Preparation of drugs serous fluid for microscopic examination

Preparations for microscopic examination prepared as of sludge, and of fibrinous clots or clots and shreds. After settling of serous fluid for 1-2 hours a glass tube collected sediment centrifugation (as in examination of urine). When large amounts of fluid collected precipitate several centrifuge tubes (to 10), centrifuged for 5-10 minutes at 1500-3000 / min, after which all the precipitates obtained is poured into a test tube and centrifuged again.

The result is a concentrated precipitate, which is prepared from native preparations for microscopic examination. In the presence of fluid in the fibrinous clots and shreds in the analysis describe the number and volume. Convolution and scraps recovered from the liquid in a Petri dish, and then with a spatula, and a needle is cleaved from their pieces for the preparation of native products. If the parcel adheres to the glass, it is necessary to stretch the needle and spatula. Otherwise, it turns thick drug, not suitable for microscopic examination (cells it will be indistinguishable).

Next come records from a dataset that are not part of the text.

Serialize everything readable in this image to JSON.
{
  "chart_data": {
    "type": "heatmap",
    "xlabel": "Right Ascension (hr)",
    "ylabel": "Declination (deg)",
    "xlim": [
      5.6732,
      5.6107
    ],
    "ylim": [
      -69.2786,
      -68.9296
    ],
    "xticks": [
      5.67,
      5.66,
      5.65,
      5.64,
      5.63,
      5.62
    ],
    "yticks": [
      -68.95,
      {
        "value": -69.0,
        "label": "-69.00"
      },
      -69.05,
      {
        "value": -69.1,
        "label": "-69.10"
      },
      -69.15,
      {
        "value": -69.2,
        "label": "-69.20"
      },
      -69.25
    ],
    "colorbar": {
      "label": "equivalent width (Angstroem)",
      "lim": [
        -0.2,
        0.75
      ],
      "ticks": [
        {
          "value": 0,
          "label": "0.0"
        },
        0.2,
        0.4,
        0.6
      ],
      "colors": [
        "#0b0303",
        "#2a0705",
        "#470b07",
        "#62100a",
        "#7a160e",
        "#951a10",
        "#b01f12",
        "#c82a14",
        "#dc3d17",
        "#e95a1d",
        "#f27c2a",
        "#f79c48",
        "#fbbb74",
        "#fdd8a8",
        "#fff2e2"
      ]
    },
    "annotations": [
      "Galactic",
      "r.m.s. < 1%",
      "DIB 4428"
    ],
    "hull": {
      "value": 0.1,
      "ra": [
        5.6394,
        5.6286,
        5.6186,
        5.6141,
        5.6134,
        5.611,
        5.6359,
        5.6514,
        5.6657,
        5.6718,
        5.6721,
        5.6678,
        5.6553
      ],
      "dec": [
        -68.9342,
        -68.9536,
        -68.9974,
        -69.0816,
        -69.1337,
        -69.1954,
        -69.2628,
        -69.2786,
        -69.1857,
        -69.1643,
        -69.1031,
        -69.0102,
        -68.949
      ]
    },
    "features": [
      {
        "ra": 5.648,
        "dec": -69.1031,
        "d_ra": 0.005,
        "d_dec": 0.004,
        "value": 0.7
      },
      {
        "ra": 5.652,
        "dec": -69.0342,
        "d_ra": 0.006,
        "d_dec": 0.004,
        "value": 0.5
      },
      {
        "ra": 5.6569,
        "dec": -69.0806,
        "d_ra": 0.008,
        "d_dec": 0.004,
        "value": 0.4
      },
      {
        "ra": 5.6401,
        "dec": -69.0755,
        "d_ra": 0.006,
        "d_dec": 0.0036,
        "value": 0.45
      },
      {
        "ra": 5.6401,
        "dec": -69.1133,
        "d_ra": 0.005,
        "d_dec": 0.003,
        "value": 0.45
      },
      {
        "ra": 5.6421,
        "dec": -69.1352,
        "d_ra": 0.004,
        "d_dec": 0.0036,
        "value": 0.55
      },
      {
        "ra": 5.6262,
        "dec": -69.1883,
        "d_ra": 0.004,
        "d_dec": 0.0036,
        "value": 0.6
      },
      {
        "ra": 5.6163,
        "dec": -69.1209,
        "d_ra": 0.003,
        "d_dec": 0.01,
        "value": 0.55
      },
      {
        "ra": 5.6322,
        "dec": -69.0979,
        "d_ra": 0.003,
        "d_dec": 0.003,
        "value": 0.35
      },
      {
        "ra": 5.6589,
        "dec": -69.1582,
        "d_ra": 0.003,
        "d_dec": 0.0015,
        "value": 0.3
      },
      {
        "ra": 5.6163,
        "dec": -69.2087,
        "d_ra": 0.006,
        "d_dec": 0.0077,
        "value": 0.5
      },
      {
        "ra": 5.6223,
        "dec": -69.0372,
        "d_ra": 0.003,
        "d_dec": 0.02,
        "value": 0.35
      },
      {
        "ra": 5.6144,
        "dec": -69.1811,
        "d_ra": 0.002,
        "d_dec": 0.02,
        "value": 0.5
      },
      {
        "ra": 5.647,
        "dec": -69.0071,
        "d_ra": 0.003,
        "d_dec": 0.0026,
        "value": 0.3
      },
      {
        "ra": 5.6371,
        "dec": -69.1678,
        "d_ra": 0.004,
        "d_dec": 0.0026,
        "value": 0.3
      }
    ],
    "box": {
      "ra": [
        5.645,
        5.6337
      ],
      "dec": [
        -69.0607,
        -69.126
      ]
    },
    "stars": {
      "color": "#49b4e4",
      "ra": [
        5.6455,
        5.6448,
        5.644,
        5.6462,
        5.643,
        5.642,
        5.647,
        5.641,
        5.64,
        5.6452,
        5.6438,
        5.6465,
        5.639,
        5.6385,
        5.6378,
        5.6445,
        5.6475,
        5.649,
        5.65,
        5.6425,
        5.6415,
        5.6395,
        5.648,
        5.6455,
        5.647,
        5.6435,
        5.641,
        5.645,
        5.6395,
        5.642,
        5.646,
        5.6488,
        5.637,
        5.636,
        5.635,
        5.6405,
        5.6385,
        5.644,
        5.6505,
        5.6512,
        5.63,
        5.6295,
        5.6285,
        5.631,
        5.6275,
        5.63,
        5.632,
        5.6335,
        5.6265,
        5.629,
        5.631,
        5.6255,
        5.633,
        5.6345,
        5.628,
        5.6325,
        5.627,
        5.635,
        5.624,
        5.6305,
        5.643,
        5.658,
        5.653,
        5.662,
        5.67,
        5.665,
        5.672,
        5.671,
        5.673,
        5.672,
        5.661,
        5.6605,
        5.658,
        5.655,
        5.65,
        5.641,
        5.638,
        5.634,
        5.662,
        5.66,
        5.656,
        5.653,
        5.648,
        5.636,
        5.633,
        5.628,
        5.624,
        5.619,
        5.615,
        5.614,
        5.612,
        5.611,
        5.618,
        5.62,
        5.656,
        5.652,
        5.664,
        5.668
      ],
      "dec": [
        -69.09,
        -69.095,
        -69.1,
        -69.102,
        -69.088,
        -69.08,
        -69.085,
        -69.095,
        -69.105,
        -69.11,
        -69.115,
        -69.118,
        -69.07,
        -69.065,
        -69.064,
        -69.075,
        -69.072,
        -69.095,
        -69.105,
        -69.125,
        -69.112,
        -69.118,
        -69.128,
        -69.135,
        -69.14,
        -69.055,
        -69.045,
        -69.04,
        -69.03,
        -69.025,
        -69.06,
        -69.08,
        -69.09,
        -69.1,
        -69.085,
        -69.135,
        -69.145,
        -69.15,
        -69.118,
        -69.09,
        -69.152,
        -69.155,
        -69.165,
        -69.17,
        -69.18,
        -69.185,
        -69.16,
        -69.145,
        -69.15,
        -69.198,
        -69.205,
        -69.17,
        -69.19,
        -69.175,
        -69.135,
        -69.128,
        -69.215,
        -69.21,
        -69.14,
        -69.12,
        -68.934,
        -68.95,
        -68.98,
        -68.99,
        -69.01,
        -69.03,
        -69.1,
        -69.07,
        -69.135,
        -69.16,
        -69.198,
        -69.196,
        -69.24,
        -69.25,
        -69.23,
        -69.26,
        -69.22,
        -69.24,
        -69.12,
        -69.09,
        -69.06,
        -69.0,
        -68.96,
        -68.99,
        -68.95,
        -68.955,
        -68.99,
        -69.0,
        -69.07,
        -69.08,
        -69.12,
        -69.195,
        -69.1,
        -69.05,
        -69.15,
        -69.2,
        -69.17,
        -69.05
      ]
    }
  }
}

After microscopic examination of native specimens were stained with Romanovsky or Pappenheim no more 5 m. In the presence of serous fluid pus, clots and shreds of sediment smears are prepared and stained by Ziehl-Nelsenu and Gram.

During the cytological diagnosis you need to know, taken from the material under test, manner in which it was obtained, presumptive clinical diagnosis, as well as having information about, whether the patient was exposed to radiation therapy and chemotherapy, or other interventions, which could injure the serous membranes, and cause destructive and degenerative changes in the cells.